The perception among voters is that these elections matter the most therefore their votes matter more.
It is far from uncommon, however, to hear from voters that they typically don’t vote because they believe their vote doesn’t matter in the end. Many citizens believe that the current electoral system disenfranchises the average voter and doesn’t give them a meaningful voice at the ballot box.
With this in mind, it only seems obvious that the first step to change the way voters perceive the electoral process is to give them a system that doesn’t disenfranchise millions of voters by denying them access to the crucial first step in the election process -- the primary.
In 47 states, millions of voters are either denied access to the primary process completely by the major parties or they must sacrifice their First Amendment right of non-association to participate. Even though these voters contribute to the public funds that pay for these elections, they have no meaningful say on who will be on the general election ballot.
This results in one of two things: The voter participates in the general election and picks a candidate with a “lesser of two evils” mentality or they concede that their vote doesn’t matter because they have been marginalized by the system and decide not to vote.Voters should feel confident that when they go to the polls, their vote counts. But, in order for this to happen voters need to know there are better alternatives and there needs to be reform.
Hyper-polarization in Congress has reached a boiling point, but it is not because the American public has become more polarized.
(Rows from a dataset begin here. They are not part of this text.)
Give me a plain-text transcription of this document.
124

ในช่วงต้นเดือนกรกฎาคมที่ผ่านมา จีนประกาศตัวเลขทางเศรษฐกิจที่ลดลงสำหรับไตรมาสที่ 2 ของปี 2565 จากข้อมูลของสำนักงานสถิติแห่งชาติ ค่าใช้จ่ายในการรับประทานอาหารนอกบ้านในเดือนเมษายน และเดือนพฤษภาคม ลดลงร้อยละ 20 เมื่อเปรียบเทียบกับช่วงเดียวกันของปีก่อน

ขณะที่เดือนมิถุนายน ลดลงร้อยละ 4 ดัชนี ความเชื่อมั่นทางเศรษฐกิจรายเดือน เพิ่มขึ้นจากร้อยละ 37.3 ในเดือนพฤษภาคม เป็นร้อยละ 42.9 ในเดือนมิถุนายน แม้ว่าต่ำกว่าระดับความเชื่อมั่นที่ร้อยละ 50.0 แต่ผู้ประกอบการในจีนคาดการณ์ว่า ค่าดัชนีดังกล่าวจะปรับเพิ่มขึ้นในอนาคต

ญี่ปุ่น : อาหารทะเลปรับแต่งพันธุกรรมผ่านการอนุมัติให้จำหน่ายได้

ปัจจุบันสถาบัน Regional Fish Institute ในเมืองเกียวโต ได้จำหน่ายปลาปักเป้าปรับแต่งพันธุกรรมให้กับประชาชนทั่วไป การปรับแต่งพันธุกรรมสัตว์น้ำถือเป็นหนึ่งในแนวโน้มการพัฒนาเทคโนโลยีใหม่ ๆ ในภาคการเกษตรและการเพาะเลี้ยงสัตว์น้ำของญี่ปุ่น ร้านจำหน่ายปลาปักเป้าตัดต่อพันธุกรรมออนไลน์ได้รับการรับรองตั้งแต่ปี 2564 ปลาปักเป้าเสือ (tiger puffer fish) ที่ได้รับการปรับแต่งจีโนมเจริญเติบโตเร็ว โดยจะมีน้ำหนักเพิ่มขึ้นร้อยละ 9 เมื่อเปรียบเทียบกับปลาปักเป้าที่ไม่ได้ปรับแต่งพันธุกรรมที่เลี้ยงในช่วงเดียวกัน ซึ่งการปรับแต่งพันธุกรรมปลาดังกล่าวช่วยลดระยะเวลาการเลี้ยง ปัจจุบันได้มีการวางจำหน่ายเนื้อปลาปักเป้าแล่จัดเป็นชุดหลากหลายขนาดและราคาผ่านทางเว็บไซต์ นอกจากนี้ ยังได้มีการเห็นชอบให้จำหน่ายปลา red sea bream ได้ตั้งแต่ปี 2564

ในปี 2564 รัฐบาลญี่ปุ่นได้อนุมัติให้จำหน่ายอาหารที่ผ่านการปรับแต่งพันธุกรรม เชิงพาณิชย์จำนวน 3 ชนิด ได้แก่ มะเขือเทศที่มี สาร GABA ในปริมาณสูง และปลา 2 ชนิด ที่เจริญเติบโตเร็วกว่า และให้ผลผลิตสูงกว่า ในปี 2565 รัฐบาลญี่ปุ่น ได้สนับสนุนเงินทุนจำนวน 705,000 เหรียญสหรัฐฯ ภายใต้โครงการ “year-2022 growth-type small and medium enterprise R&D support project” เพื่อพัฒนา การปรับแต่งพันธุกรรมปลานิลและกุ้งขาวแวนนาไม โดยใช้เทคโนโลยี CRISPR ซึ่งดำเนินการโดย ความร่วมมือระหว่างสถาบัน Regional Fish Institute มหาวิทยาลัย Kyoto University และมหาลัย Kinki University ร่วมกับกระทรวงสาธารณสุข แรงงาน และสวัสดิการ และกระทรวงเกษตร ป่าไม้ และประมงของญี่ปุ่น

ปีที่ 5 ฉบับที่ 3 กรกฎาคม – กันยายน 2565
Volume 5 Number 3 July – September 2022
This is a myth that commentators in the mainstream media like to turn to because it is in their interest to preserve the red-blue, left-right paradigm. It is a self-fulfilling prophecy: create a two-sided political debate, and the people who participate in the news cycle will naturally try to represent one of the two "sides." It is good for business, but it also causes voters to shrug their shoulders in defeat as they believe there is no escape from politics as usual.
An idea the mainstream media refuses to entertain is that the 113th Congress is the most divided because it is the least representative. That would be bad for business, but it would be the truth.
When less than 5 percent of the electorate ends up choosing a candidate because general elections are inconsequential in most states, lawmakers legislate to appease this small voting bloc because they are worried about being primaried. Lawmakers should not be beholden to just a small, ideological base. They should be beholden to all voters.There are some who believe that stronger political parties will result in higher voter turnout. But, how should the strength of a party be measured? By the elections a party wins, or by how many people they represent?
Nonpartisan elections will not change voter turnout overnight. Voters who are turned off by a political dialogue that only sees blue and red, campaigns that rely on negativity, and a historical election system that brands representatives by party, rather than their individuality, will be slow to return to the polls, even in a nonpartisan system.
But, in a society that increasingly rejects party labels, nonpartisan primaries give voters a stronger voice at the ballot box. Alone, this will not reverse turnout trends. But as the new elections change campaign dynamics, representative accountability, and, in turn, the news cycle, we may witness a long-term reverse in these trends.